Traumatic brain injury (TBI) is the signature injury of the ongoing military conflicts in the Middle East and Afghanistan, largely due to the use of improvised explosive devices (IEDs), which have affected soldiers and civilians alike. Blast-induced TBI (bTBI) biomechanics are complex and multiphasic. While research has clearly demonstrated the negative effects of penetrative (secondary blast) and inertia-driven (tertiary blast) injury, the effect of shock wave loading (primary blast) on the brain remains unclear. Combined primary-tertiary blast exposure in vivo has been reported previously to alter brain function, specifically hippocampal function; however, it is extremely difficult to deliver primary blast exposure in isolation with an in vivo injury model. The research presented in this thesis utilized a custom-designed in vitro blast injury model to deliver military-relevant shock wave exposures, in isolation, to organotypic hippocampal slice cultures (OHSCs). To contextualize blast-induced pathobiology with previous TBI studies, the first goal of this thesis was to characterize the deformation profile induced in OHSCs with our blast injury model experimentally. Using stereoscopic, high-speed cameras and digital image correlation to calculate strain, we found that our blast model induced low strain magnitudes (<9%) but at high strain rates (25-86s-1), which aligned closely with associated computational simulations of our model.
The second aim was to determine if primary blast was capable of altering hippocampal electrophysiological function. We exposed OHSCs to a range of shock intensities and found, using a micro-electrode array system, that long-term potentiation (LTP), a measure of synaptic plasticity, was very sensitive to primary blast exposure; a threshold for disruption of LTP was found between 9 and 39 kPa•ms impulse. Alternative measures of basal electrophysiology were less sensitive than LTP. Blast exposure significantly reduced LTP between 1 and 24 hours postinjury, and this deficit persisted through 6 days post-injury. Depending on shock intensity, LTP spontaneously recovered 10 days post-injury.
The third aim was to explore the cellular mechanisms for blast-induced LTP deficits. Using a chemical LTP induction protocol, blast exposure altered key proteins necessary for the induction of LTP by 24 hours post-injury including, postsynaptic density protein-95 (PSD-95), a major scaffolding protein that organizes the postsynaptic density (PSD), α-amino-3-hydroxy-5- methyl-4-isoxazolepropionic acid glutamate receptor 1 (AMPA-GluR1), and stargazin, an auxiliary GluR1 protein that binds AMPA-GluR1 to PSD-95. Modulation of the cyclic adenosine monophosphate (cAMP) pathway reversed the observed effects of blast on LTP. We theorized that blast-induced disruption of PSD-95 prevented translocation, and subsequent phosphorylation, of GluR1-containing AMPARs to the postsynaptic membrane, which, in turn, prevented potentiation.

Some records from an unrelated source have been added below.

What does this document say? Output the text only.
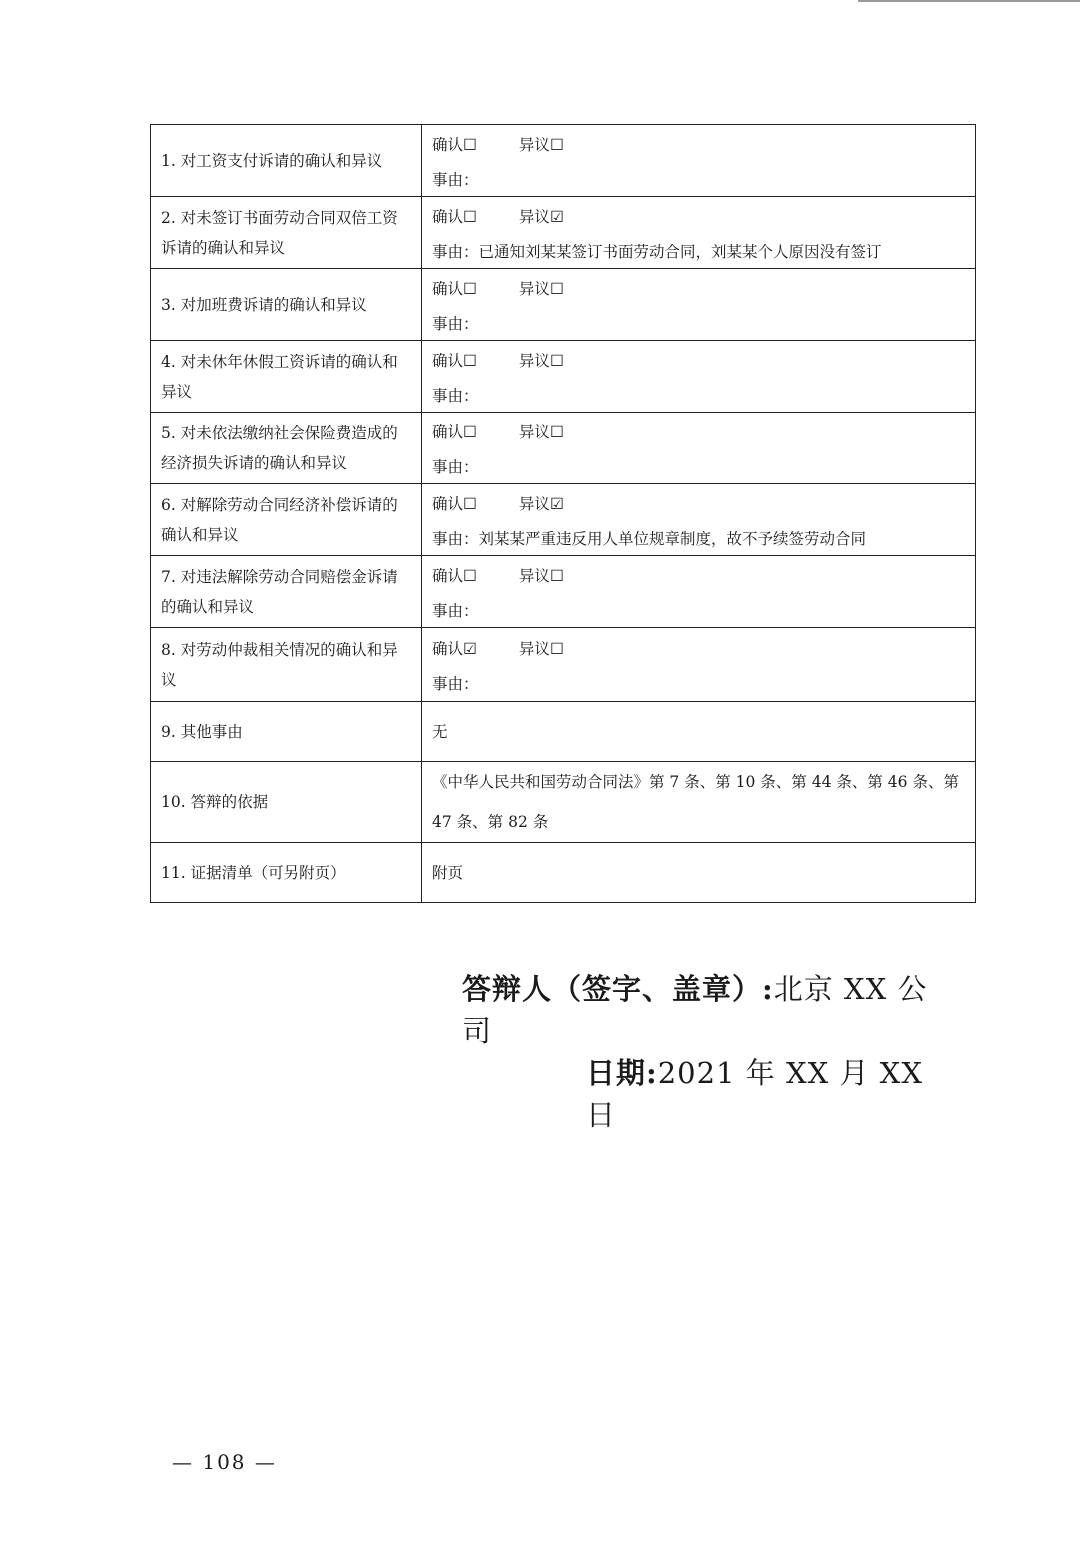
1. 对工资支付诉请的确认和异议	确认☐ 异议☐
事由：

2. 对未签订书面劳动合同双倍工资诉请的确认和异议	确认☐ 异议☑
事由： 已通知刘某某签订书面劳动合同，刘某某个人原因没有签订

3. 对加班费诉请的确认和异议	确认☐ 异议☐
事由：

4. 对未休年休假工资诉请的确认和异议	确认☐ 异议☐
事由：

5. 对未依法缴纳社会保险费造成的经济损失诉请的确认和异议	确认☐ 异议☐
事由：

6. 对解除劳动合同经济补偿诉请的确认和异议	确认☐ 异议☑
事由： 刘某某严重违反用人单位规章制度，故不予续签劳动合同

7. 对违法解除劳动合同赔偿金诉请的确认和异议	确认☐ 异议☐
事由：

8. 对劳动仲裁相关情况的确认和异议	确认☑ 异议☐
事由：

9. 其他事由	无
10. 答辩的依据	《中华人民共和国劳动合同法》第 7 条、第 10 条、第 44 条、第 46 条、第 47 条、第 82 条
11. 证据清单（可另附页）	附页
答辩人（签字、盖章）:北京 XX 公司
日期:2021 年 XX 月 XX 日
— 108 —
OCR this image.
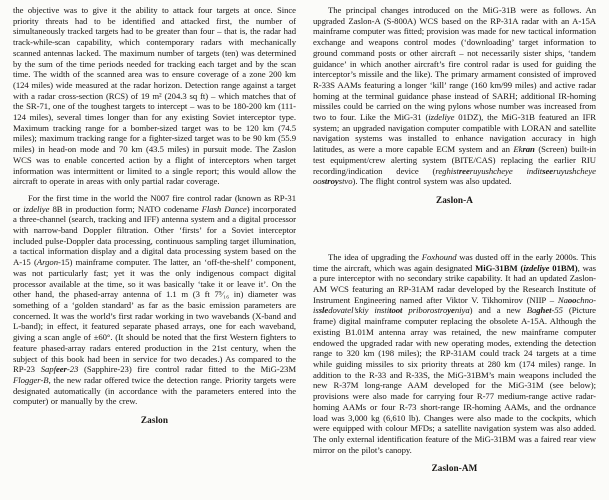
the objective was to give it the ability to attack four targets at once. Since priority threats had to be identified and attacked first, the number of simultaneously tracked targets had to be greater than four – that is, the radar had track-while-scan capability, which contemporary radars with mechanically scanned antennas lacked. The maximum number of targets (ten) was determined by the sum of the time periods needed for tracking each target and by the scan time. The width of the scanned area was to ensure coverage of a zone 200 km (124 miles) wide measured at the radar horizon. Detection range against a target with a radar cross-section (RCS) of 19 m² (204.3 sq ft) – which matches that of the SR-71, one of the toughest targets to intercept – was to be 180-200 km (111-124 miles), several times longer than for any existing Soviet interceptor type. Maximum tracking range for a bomber-sized target was to be 120 km (74.5 miles); maximum tracking range for a fighter-sized target was to be 90 km (55.9 miles) in head-on mode and 70 km (43.5 miles) in pursuit mode. The Zaslon WCS was to enable concerted action by a flight of interceptors when target information was intermittent or limited to a single report; this would allow the aircraft to operate in areas with only partial radar coverage.

For the first time in the world the N007 fire control radar (known as RP-31 or izdeliye 8B in production form; NATO codename Flash Dance) incorporated a three-channel (search, tracking and IFF) antenna system and a digital processor with narrow-band Doppler filtration. Other ‘firsts’ for a Soviet interceptor included pulse-Doppler data processing, continuous sampling target illumination, a tactical information display and a digital data processing system based on the A-15 (Argon-15) mainframe computer. The latter, an ‘off-the-shelf’ component, was not particularly fast; yet it was the only indigenous compact digital processor available at the time, so it was basically ‘take it or leave it’. On the other hand, the phased-array antenna of 1.1 m (3 ft 7⁵⁄₁₆ in) diameter was something of a ‘golden standard’ as far as the basic emission parameters are concerned. It was the world’s first radar working in two wavebands (X-band and L-band); in effect, it featured separate phased arrays, one for each waveband, giving a scan angle of ±60°. (It should be noted that the first Western fighters to feature phased-array radars entered production in the 21st century, when the subject of this book had been in service for two decades.) As compared to the RP-23 Sapfeer-23 (Sapphire-23) fire control radar fitted to the MiG-23M Flogger-B, the new radar offered twice the detection range. Priority targets were designated automatically (in accordance with the parameters entered into the computer) or manually by the crew.

Zaslon

The principal changes introduced on the MiG-31B were as follows. An upgraded Zaslon-A (S-800A) WCS based on the RP-31A radar with an A-15A mainframe computer was fitted; provision was made for new tactical information exchange and weapons control modes (‘downloading’ target information to ground command posts or other aircraft – not necessarily sister ships, ‘tandem guidance’ in which another aircraft’s fire control radar is used for guiding the interceptor’s missile and the like). The primary armament consisted of improved R-33S AAMs featuring a longer ‘kill’ range (160 km/99 miles) and active radar homing at the terminal guidance phase instead of SARH; additional IR-homing missiles could be carried on the wing pylons whose number was increased from two to four. Like the MiG-31 (izdeliye 01DZ), the MiG-31B featured an IFR system; an upgraded navigation computer compatible with LORAN and satellite navigation systems was installed to enhance navigation accuracy in high latitudes, as were a more capable ECM system and an Ekran (Screen) built-in test equipment/crew alerting system (BITE/CAS) replacing the earlier RIU recording/indication device (reghistreeruyushcheye inditseeruyushcheye oostroystvo). The flight control system was also updated.

Zaslon-A

The idea of upgrading the Foxhound was dusted off in the early 2000s. This time the aircraft, which was again designated MiG-31BM (izdeliye 01BM), was a pure interceptor with no secondary strike capability. It had an updated Zaslon-AM WCS featuring an RP-31AM radar developed by the Research Institute of Instrument Engineering named after Viktor V. Tikhomirov (NIIP – Naoochno-issledovatel’skiy institoot priborostroyeniya) and a new Baghet-55 (Picture frame) digital mainframe computer replacing the obsolete A-15A. Although the existing B1.01M antenna array was retained, the new mainframe computer endowed the upgraded radar with new operating modes, extending the detection range to 320 km (198 miles); the RP-31AM could track 24 targets at a time while guiding missiles to six priority threats at 280 km (174 miles) range. In addition to the R-33 and R-33S, the MiG-31BM’s main weapons included the new R-37M long-range AAM developed for the MiG-31M (see below); provisions were also made for carrying four R-77 medium-range active radar-homing AAMs or four R-73 short-range IR-homing AAMs, and the ordnance load was 3,000 kg (6,610 lb). Changes were also made to the cockpits, which were equipped with colour MFDs; a satellite navigation system was also added. The only external identification feature of the MiG-31BM was a faired rear view mirror on the pilot’s canopy.

Zaslon-AM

The final aim was to investigate the efficacy of phosphodiesterase-4 (PDE4) inhibitors, which block degradation of cAMP, as a therapeutic strategy. When delivered immediately following primary blast injury, multiple PDE4 inhibitors proved efficacious in restoring LTP measured 24 hours post-injury. Roflumilast, a Food and Drug Administration-approved PDE4 inhibitor, was effective when delivered at a clinically relevant concentration (1nM) and at a delayed time point (up to 6 hours). Roflumilast reversed blast-induced changes in expression/phosphorylation of the key LTP protein targets. We hypothesized that maintenance of PSD-95 drove the observed therapeutic effect. Greater work is necessary to determine how blast exposure degrades PSD-95 and how roflumilast prevented these detrimental effects.
This thesis has shown that primary blast exposure can negatively alter neurological function, as well as protein expression and phosphorylation. These studies expand the understanding of primary blast injury mechanisms, provide computational models with important tissue-level tolerance criteria, inform protective equipment design, inform clinical care guidelines for bTBI, and present a promising therapeutic candidate for further clinical investigation.